Das ist leider alles Ernst. Ernst gemeint und ernst zu nehmen. Aber man soll die Menschen eben nicht mit negativer Berichterstattung überstrapazieren. Deshalb ist beim Filmfonds – der wieder einmal einige Millionen an Steuergeldern mehr erhalten soll – alles in Ordnung, von Veruntreuung von Geldern oder einem Buchhaltungsgebahren, das man in Westeuropa für ausgestorben hielt, kann keine Rede sein. Deshalb gibt es Sommerunterhaltung an jeder Ecke. Von Stadtstränden bis zu Straßenanimation und Konzerten auf jedem öffentlichen Platz, auf den mehr als zwei Biertische passen, wird alles angeboten. Hauptsache, man amüsiert sich.
Wem das dann alles noch nicht reicht, wird auch an brisanten Neuigkeiten einiges geboten. So zum Beispiel erfuhr die interessierte Weltöffentlichkeit kürzlich, dass eine bekannte schwedische Jugendliche – Schülerin ist sie gerade nicht mehr, weil man nach der Pflichtschulzeit eigentlich wirklich genug weiß – sich mit einem besonderen Segelboot auf den Weg in die Vereinigten Staaten machen wird. Dort wird sie wohl einem geneigten Publikum erzählen, man solle doch jetzt bitte wirklich Panik kriegen. Auf dem Weg dorthin wird sie bei ihrer epischen Atlantikquerung begleitet. Nicht nur von ihrem Vater, was bei Minderjährigen nicht unnatürlich ist, wenn sie sich Tausende Kilometer von der nächsten Küste entfernt aufhalten, sondern eben von einer Filmcrew, die den spannendsten Ausflug über den Atlantik seit dem von Christoph Kolumbus dokumentieren werden. Über dem Segelboot werden wahrscheinlich wundersame Transatlantikdrohnen mit Elektroantrieb den Törn übertragen.
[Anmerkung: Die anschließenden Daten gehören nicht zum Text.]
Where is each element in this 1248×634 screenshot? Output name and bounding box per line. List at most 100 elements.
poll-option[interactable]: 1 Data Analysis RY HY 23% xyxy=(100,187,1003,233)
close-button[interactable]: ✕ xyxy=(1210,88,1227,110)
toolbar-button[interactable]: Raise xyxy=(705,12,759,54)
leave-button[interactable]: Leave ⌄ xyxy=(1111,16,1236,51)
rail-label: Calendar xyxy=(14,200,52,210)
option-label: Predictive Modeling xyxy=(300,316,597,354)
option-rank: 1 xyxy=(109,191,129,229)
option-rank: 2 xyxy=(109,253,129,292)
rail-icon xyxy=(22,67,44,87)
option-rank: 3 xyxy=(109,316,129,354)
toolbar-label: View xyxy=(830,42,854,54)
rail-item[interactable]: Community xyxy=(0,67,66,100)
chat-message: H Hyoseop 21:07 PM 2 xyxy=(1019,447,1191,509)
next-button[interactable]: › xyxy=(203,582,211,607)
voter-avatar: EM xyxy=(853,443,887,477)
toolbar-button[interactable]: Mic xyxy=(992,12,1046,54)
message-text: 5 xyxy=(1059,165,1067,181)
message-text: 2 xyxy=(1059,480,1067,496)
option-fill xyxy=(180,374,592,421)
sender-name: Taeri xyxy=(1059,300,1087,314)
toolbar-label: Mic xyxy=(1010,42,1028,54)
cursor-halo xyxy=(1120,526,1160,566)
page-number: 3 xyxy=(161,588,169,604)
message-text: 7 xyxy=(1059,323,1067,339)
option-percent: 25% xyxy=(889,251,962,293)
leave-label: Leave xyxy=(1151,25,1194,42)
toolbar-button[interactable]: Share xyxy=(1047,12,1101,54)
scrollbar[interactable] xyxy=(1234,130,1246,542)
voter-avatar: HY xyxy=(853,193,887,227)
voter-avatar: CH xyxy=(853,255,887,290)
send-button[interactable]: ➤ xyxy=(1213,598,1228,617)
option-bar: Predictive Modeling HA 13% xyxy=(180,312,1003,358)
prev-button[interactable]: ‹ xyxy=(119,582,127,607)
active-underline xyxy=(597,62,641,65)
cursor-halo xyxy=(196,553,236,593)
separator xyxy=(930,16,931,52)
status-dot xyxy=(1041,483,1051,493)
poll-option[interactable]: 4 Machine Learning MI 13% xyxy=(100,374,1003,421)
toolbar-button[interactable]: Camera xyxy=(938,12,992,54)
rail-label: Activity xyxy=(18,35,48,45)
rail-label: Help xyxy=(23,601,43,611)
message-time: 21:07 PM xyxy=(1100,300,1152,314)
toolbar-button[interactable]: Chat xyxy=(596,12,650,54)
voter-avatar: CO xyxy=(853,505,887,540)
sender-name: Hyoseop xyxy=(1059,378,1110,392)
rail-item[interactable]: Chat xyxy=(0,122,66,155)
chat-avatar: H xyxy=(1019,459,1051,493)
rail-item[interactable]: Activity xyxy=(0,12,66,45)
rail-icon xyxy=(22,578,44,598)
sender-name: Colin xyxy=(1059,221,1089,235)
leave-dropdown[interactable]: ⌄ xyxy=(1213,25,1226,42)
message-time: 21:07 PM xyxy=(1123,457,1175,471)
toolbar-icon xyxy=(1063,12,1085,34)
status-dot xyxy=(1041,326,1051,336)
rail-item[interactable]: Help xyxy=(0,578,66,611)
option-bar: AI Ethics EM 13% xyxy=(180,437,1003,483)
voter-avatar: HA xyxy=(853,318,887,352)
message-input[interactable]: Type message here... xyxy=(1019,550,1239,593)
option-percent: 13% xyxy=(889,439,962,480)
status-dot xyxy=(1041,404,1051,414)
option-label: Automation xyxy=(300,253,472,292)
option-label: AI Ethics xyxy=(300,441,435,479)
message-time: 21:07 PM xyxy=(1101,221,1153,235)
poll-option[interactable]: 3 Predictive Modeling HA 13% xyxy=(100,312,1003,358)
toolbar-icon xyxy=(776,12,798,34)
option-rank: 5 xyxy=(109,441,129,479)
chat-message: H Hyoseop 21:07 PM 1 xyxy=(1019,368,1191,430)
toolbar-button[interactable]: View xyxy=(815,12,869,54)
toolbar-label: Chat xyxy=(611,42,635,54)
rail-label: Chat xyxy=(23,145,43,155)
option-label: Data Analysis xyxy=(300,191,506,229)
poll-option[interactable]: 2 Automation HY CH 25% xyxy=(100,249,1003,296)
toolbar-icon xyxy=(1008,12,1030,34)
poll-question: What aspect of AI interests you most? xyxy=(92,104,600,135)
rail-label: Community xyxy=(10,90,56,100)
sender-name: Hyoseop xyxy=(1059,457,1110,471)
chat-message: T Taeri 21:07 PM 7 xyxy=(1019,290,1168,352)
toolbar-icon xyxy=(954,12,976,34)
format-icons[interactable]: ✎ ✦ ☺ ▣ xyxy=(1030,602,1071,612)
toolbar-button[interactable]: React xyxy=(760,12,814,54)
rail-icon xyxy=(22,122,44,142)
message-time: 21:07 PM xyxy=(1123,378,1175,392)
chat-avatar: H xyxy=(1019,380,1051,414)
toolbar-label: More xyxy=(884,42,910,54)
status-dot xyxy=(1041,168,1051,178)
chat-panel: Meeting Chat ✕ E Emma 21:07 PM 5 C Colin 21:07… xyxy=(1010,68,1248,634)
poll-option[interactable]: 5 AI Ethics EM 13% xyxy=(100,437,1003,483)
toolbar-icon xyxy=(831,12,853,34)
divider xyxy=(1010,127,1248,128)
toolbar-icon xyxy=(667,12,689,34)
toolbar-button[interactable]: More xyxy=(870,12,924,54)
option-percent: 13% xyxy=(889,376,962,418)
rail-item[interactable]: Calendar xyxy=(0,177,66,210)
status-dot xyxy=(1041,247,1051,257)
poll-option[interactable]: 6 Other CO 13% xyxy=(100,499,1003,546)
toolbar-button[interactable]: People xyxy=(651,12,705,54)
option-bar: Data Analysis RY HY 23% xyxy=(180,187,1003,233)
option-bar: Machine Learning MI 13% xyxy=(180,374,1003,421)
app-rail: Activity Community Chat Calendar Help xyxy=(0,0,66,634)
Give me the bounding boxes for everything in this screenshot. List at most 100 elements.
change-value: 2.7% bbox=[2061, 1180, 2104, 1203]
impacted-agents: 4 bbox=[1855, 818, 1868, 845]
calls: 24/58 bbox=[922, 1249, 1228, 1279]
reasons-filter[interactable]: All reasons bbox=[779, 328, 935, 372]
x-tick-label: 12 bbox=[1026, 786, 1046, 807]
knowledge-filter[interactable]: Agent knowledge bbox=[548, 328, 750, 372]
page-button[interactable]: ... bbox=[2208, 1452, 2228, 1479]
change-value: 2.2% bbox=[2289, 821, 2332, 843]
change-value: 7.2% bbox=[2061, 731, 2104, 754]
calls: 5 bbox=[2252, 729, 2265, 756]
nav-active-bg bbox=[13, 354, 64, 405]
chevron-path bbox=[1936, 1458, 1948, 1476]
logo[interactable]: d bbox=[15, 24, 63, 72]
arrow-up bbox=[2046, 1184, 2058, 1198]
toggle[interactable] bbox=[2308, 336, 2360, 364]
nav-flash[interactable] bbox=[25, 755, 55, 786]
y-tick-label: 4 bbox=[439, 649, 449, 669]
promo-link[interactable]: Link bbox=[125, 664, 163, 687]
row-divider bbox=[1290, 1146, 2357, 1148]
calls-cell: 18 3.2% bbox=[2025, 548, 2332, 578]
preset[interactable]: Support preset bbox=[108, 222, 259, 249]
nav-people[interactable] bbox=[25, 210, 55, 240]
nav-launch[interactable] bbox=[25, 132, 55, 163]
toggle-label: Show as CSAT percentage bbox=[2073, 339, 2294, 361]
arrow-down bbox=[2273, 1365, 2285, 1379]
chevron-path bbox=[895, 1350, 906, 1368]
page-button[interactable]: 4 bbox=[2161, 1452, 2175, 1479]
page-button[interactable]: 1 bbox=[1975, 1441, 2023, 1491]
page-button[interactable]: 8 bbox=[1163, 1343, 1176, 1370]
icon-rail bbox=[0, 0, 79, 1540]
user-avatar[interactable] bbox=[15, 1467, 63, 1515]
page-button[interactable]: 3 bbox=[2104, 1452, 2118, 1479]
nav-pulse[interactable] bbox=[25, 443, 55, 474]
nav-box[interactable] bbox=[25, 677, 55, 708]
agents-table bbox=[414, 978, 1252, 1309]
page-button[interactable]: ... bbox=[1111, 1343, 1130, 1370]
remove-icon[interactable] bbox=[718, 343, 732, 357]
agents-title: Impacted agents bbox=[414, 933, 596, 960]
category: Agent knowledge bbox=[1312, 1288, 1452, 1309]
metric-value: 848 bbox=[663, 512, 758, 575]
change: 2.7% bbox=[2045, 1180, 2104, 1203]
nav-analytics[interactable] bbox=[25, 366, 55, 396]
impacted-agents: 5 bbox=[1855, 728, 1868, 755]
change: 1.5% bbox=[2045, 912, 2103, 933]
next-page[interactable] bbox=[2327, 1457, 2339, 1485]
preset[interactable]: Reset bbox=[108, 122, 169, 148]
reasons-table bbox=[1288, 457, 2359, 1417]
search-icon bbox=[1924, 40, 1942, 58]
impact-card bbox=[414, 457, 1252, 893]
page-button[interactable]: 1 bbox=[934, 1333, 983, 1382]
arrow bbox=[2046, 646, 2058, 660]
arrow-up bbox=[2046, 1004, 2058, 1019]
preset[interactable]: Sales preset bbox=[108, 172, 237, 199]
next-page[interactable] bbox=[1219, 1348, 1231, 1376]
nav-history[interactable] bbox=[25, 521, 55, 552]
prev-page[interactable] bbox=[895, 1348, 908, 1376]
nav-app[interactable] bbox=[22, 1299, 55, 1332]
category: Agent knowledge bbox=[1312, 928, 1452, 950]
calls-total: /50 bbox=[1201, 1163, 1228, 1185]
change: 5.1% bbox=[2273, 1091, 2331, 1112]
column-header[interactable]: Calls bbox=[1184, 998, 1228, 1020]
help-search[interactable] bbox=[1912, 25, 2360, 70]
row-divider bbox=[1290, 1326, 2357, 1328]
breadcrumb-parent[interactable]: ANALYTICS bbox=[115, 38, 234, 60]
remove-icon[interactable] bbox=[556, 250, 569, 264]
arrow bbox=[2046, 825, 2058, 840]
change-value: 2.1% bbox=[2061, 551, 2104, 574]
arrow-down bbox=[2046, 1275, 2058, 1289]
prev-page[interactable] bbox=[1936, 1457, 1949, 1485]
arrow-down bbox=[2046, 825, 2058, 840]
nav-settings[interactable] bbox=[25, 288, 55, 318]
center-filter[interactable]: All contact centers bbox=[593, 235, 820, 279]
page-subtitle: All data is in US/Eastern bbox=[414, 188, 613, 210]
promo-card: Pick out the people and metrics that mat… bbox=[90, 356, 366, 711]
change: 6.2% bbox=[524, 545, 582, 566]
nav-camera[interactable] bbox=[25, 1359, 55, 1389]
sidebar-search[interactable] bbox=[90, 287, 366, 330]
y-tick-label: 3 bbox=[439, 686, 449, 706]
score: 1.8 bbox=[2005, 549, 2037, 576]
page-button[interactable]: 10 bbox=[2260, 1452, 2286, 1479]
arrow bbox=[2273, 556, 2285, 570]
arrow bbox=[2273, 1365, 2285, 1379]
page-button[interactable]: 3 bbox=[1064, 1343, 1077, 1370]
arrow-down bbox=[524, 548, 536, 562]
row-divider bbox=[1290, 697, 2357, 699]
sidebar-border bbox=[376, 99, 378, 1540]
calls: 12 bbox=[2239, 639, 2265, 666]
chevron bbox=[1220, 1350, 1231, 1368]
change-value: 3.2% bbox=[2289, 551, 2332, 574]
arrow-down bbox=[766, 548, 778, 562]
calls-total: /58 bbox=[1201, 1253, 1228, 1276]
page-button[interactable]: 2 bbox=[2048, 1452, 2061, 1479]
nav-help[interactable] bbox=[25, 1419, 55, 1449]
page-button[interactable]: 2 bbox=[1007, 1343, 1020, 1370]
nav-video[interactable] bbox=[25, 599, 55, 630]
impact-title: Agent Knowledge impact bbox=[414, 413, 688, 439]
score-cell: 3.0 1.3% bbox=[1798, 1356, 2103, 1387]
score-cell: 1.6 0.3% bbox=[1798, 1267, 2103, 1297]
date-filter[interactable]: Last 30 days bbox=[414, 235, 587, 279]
Wenn das alles im Endeffekt dazu beiträgt, dass die Kohlendioxidemissionen fallen und die Welt sich vor der Klimakatastrophe retten kann, umso besser. Vielleicht hätten es ein paar Steuern und Abgaben auch getan. Vielleicht könnte man ja auch – oder gerade? – in Luxemburg endlich eine ökologische Steuerreform in Angriff nehmen, und wenn man schon dabei ist, auch die völlig aus allen Rudern gelaufene Immobilienspekulation gleich mitbehandeln. Das ist aber alles wenig spektakulär und riskiert auch noch, Wähler zu vergrätzen.
Dann doch lieber Greta über den Atlantik begleiten. Besser, man denkt über die eigentlichen Probleme und deren Lösungen nicht so viel nach. Und irgendeine Band wird wohl bei einem der unzähligen Musikfestivals der Saison trällern: Let me entertain you.